|Follow-Up on Low Level Viral Replication Issue
Feb 13, 2011
Dear Dr. Holodniy:
Thanks for your earlier response about my low level viral replication. I took your advice and did nothing, rather than adding another drug to my Atripla regimen, such as Isentress (which would have added toxicity and possibly removed options down the road). I was tested again and found to have <50 viral load. So, that means I had three tests over three months with small viral loads (70 - September, 120 - October and 148 - January), and now in February with an undetectable viral load. My CD4 count is holding steady between 460 - 560 and 23%. Would you consider this a viral load blip, even though it seems to have lasted nearly 5 months? Is there any other explanation? Immune activation? Thanks again for your advice.
Thank you for your excellent forum.
I'm a 44 year old male who began treatment with a CD4 of 199 nearly four years ago. I have had KS, but thankfully, the lesions have all faded and no new ones have appeared since about a two years ago through HARRT-only therapy.
Until the last five months, I've been undetectable since about the first month of treatment and my CD4 percentage has risen from a nadir of about 18 to 23. My last labs show that my CD4 count is at an all-time high of 560, which is great news.
The issue is that since September, my viral load has shown as detectable at 70 (September), 120 (October) and 148 (January).
The fact that this has persisted for five months makes it seem like it isn't a blip, even though the numbers are so low and as I understand it not statistically different from each other.
Would you advise adding another drug at this time (e.g., Isentress) to my Atripla to get the viral load below 50? Or do I have to wait it out to see if viral breakthrough occurs and the VL is sufficiently high enough to conduct a resistance test, or is there another option I'm not considering?
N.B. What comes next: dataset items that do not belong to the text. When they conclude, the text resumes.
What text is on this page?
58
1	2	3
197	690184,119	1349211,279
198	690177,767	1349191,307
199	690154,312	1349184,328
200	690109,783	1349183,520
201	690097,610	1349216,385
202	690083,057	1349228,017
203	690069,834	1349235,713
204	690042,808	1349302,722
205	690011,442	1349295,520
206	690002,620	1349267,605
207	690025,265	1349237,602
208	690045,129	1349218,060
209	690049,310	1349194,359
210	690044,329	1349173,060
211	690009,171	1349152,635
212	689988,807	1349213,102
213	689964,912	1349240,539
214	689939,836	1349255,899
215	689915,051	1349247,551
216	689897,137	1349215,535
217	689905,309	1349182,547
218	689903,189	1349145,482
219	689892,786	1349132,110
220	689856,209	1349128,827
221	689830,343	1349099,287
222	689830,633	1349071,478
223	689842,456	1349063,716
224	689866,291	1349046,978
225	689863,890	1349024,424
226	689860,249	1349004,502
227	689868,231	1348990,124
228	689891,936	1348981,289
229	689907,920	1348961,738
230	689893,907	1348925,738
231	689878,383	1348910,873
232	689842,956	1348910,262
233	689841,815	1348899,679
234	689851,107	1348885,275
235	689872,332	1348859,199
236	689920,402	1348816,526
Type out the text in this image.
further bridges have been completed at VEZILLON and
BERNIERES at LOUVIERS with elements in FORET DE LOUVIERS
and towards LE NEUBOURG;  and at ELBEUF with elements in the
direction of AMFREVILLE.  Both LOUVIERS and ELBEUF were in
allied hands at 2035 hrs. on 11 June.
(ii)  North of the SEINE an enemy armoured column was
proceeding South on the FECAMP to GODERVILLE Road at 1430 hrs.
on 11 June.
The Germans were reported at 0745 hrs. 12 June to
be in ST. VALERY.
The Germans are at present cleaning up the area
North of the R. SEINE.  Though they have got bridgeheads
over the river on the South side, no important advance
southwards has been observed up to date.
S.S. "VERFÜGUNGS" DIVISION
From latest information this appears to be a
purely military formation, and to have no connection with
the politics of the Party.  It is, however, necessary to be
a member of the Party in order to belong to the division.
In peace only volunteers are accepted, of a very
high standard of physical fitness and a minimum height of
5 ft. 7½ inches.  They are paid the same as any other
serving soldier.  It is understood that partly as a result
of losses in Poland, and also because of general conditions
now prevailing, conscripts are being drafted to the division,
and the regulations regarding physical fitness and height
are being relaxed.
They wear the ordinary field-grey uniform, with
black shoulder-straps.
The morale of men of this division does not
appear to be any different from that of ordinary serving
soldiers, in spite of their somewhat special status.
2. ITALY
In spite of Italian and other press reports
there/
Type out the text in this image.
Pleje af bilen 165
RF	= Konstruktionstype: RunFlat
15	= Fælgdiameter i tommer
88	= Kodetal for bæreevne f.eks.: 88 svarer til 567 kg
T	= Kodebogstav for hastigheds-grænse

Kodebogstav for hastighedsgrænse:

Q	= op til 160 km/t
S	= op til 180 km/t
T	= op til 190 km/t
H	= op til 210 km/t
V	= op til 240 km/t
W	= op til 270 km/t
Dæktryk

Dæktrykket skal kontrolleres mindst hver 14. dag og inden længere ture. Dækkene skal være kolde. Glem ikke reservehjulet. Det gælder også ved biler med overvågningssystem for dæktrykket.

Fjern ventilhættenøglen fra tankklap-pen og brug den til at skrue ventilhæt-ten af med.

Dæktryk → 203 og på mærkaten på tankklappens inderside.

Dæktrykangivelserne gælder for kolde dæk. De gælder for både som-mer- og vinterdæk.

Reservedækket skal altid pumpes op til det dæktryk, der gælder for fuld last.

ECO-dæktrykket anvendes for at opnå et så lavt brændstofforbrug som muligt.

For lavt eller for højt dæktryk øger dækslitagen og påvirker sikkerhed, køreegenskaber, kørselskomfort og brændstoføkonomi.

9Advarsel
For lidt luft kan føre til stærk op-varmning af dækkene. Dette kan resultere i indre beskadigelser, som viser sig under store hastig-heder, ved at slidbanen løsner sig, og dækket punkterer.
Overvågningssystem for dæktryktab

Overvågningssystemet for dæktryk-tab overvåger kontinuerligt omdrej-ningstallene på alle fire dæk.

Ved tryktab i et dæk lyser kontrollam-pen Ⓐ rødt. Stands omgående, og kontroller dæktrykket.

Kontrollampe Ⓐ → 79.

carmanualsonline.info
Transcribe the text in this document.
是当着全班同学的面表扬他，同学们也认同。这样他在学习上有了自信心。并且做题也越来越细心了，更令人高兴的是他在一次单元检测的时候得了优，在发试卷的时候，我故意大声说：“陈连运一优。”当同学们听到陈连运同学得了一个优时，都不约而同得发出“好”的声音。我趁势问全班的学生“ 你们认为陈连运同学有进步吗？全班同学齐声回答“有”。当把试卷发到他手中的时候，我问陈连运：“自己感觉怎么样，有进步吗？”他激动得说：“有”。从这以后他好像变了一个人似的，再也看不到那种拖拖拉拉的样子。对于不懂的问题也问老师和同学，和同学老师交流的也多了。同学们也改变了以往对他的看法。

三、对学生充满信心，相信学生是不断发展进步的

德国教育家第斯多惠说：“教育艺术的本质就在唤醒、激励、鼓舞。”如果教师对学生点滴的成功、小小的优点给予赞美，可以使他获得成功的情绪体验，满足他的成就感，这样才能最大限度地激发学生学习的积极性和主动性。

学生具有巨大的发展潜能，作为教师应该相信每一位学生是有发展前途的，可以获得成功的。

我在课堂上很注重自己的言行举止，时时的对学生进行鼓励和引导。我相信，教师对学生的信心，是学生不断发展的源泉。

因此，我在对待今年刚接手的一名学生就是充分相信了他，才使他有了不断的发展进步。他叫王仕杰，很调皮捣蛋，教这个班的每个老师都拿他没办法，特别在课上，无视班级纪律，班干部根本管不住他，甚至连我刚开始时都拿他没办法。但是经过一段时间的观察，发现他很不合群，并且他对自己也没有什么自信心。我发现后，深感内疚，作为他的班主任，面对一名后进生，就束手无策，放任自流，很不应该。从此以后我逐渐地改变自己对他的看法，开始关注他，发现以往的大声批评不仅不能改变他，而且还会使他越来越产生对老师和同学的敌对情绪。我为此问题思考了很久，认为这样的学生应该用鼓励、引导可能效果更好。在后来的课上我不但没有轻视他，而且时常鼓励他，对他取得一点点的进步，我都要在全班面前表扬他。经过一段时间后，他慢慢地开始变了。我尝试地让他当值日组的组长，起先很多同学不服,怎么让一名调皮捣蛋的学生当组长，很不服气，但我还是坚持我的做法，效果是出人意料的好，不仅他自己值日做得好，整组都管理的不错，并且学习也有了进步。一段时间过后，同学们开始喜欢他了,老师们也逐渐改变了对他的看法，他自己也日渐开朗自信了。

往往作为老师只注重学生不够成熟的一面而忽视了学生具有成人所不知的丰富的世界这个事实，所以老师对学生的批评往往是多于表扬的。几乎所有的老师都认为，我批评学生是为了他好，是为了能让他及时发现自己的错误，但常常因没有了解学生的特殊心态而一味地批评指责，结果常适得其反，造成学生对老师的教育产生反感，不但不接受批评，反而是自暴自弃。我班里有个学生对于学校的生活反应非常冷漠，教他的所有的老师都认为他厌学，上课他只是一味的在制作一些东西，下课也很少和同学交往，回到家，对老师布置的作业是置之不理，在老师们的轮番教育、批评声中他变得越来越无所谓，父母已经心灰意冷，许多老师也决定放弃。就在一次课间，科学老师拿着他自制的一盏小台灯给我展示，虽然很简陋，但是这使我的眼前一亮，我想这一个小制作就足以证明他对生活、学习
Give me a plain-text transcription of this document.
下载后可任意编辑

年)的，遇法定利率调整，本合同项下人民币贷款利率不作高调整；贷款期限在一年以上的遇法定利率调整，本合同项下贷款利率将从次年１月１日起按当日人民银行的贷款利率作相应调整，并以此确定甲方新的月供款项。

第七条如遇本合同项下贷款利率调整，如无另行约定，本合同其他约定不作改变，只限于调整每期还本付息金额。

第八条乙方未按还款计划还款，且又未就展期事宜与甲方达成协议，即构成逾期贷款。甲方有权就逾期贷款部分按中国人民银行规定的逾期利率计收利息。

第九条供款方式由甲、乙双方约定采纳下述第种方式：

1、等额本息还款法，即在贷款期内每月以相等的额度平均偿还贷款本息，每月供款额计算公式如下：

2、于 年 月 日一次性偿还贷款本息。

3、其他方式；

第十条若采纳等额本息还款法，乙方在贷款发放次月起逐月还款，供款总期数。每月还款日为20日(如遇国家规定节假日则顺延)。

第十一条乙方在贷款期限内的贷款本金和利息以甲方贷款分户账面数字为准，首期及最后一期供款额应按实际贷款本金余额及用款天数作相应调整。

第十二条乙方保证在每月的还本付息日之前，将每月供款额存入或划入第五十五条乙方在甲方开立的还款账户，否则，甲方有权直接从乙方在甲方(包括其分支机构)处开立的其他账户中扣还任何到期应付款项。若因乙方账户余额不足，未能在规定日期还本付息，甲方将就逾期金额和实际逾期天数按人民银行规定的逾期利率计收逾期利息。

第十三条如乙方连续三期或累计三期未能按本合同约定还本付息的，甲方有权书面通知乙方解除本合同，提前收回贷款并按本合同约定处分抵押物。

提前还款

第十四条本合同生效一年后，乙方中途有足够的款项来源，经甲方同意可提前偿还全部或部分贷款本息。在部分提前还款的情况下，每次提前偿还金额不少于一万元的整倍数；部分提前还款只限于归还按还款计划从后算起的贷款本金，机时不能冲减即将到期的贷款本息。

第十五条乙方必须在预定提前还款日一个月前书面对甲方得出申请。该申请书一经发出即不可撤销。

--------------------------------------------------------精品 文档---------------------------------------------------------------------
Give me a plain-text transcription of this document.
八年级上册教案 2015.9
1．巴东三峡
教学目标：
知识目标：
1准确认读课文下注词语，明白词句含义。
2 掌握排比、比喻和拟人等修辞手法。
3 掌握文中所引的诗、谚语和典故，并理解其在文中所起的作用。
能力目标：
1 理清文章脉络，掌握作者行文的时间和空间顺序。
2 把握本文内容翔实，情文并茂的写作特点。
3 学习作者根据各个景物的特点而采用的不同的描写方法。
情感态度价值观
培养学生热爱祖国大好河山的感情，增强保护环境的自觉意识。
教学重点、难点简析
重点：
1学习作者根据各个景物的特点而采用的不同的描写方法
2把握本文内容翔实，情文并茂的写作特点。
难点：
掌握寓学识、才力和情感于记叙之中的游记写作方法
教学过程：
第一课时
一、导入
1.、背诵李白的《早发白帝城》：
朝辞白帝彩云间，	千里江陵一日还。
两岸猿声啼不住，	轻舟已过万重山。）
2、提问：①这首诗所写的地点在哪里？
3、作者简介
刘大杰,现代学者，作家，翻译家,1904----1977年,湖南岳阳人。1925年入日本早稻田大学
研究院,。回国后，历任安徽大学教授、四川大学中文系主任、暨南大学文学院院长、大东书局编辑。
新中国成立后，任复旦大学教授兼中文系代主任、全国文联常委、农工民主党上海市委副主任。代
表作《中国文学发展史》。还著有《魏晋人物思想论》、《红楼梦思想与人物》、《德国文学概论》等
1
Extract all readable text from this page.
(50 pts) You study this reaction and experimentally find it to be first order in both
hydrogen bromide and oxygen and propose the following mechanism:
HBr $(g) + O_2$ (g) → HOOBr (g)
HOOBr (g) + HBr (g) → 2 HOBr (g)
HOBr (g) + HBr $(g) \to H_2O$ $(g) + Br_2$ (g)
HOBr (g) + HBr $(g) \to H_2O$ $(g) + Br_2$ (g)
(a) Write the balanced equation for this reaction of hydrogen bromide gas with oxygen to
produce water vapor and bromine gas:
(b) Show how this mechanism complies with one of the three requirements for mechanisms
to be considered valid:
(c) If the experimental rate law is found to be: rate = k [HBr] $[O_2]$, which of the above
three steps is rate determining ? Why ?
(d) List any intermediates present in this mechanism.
Thanks for any advice you might have.
Response from Dr. Holodniy
Great question. Many experts would advocate doing nothing and holding the course. Others might suggest (as you did) starting something in addition to your current regimen (like isentress) or change the complete regimen to something else to get the viral load to undetectable and perhaps back off the additional drug when the viral load has been undetectable for a few tests. I am in the former camp and would like to see how the trend continues before I would make any changes.
| Response from Dr. Holodniy
Thanks for the follow-up. yes, I would consider it a blip, given the very low levels of viral load. In many people the viral load level is not zero in the blood. Undetectable means below the threshold of the assay and not zero. There is more variability of the assay at the bottom then in the sweet spot, say between 1000 to 250,000, where the variability is very low. In addition, HIV treatment is not necessarily 100% effective in controlling viral replication in all body compartments, given the differences in penetration rates of various HIV drugs. So, there is likely some occasional viral replication that could spill out into the blood for some reason. In patients followed for a few years with a single or multiple blips, who continue to take their meds, there appears to be very little failure or development HIV drug resistance over the long term.